Nem Clemént, assim como o resto da população mundial, poderia imaginar o impacto que sua medida causaria na saúde da humanidade, a partir do momento em que passamos a utilizá-la para medir a quantidade de energia existente nos alimentos e correlacionar, diretamente, o ganho de peso, ou seja gordura, à quantidade de calorias ingeridas.

Até o começo da década de 1950 pouco se falava na prática de uma atividade física, tanto que médicos chegavam até acreditar que exercícios físicos poderiam causar ataques cardíacos até queda da libido.

Foi buscando analisar os efeitos da ingestão calórica em associação com a prática física que o pesquisador francês Dr Jean Mayer concluiu, em 1953, que ratos de laboratórios que se exercitavam mais engordavam menos.

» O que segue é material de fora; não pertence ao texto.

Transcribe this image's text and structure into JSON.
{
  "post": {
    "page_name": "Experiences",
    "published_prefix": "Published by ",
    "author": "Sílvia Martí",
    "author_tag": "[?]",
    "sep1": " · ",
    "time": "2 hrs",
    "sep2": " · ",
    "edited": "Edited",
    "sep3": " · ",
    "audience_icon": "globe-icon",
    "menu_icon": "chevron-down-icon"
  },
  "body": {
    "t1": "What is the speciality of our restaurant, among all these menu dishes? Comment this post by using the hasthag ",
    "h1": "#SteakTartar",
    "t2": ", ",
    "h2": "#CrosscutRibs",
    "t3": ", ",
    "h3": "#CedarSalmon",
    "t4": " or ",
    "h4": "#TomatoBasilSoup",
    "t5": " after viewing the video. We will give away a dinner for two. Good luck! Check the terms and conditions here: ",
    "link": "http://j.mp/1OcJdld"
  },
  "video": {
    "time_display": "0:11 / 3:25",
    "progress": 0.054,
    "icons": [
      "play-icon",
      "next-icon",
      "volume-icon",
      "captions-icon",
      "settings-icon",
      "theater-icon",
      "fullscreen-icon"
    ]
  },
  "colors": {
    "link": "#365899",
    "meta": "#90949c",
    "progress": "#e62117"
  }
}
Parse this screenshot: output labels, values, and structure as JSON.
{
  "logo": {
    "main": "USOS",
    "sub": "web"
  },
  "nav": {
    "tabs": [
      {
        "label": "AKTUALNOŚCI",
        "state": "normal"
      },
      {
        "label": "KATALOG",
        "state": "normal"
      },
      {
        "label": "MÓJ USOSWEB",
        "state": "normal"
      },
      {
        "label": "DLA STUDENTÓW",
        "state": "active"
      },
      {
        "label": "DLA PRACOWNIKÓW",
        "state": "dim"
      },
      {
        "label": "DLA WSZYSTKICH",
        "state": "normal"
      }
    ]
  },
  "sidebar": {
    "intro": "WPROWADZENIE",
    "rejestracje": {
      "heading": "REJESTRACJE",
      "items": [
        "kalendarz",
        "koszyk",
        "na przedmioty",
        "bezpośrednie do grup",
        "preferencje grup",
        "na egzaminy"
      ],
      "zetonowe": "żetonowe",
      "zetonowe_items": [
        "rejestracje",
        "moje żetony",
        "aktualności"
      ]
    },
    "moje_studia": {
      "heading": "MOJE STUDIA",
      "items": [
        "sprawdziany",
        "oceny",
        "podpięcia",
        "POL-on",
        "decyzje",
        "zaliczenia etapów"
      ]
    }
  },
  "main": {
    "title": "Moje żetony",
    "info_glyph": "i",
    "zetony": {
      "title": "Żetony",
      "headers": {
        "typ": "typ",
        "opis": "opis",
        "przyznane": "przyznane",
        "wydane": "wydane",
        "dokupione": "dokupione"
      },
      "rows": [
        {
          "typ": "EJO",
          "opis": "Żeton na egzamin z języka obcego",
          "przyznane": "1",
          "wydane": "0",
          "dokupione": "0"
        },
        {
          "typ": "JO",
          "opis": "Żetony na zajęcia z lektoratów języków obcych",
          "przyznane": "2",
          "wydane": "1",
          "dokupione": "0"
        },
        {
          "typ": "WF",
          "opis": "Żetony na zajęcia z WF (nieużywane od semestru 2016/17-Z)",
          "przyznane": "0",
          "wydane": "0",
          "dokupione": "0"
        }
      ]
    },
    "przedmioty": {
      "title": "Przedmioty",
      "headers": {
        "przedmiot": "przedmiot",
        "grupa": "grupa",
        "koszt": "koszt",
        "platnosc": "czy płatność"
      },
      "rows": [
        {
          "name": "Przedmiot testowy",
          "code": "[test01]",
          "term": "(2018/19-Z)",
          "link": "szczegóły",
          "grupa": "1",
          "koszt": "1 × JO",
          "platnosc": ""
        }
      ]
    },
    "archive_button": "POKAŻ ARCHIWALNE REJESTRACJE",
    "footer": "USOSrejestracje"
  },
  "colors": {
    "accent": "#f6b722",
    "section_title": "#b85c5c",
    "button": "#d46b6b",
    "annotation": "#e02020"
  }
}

Dava-se início à revolução das academias e a afirmação do conceito de que exercitar-se seria o caminho para boa forma. Entre os anos de 1980 e 2000 o número de academias americanas mais do que dobrou, mas a obesidade continuava a crescer. A conta começava a não fazer sentido, e como seguimos o modelo americano, situação semelhante começava a mudar o padrão de saúde do brasileiro.

Nas últimas décadas a indústria alimentícia nos ofereceu um verdadeiro arsenal onde o foco principal foi a redução da ingestão das calorias. Fat-free, Light, Diet, Zero, mas mesmo contando com todas essas armas o que temos visto é o aumento do peso e das doenças.

De acordo com um relatório representado pelo senado americano, que ficou conhecido como o McGovern Report, em 1977, a mudança alimentar com o crescimento dos produtos industrializados iria trazer graves consequências para o futuro da saúde dos americanos. A ideia era diminuir consumo de carnes, alimentos contendo colesterol, gorduras e açucares.

Infelizmente, por lobby das companhias produtoras de alimentos, o relatório não foi aprovado, e ao invés da redução do consumo de alimentos contendo açúcar o que vimos entre o final da década de setenta até o início dos anos 2000 foi um aumento crescente.

De acordo com o Dr Robert Lustig, professor de pediatria da Universidade da Califórnia, ao longo destes anos muitos profissionais da área de saúde mantiveram a noção de que a falha estava na falta de atividade física, não valorizando a qualidade dos alimentos.

Para o autor Gary Taubes, autor do livro “Por que engordamos e o que fazer para evitar”, o maior erro de todos esses anos foi assumir que é através de uma simples conta matemática entre o balanço do que entra de alimentos em nosso corpo, na forma de calorias, e o que produzimos de energia, gasto em atividades físicas, que iremos ter uma saúde ideal.

Nem toda caloria é igual!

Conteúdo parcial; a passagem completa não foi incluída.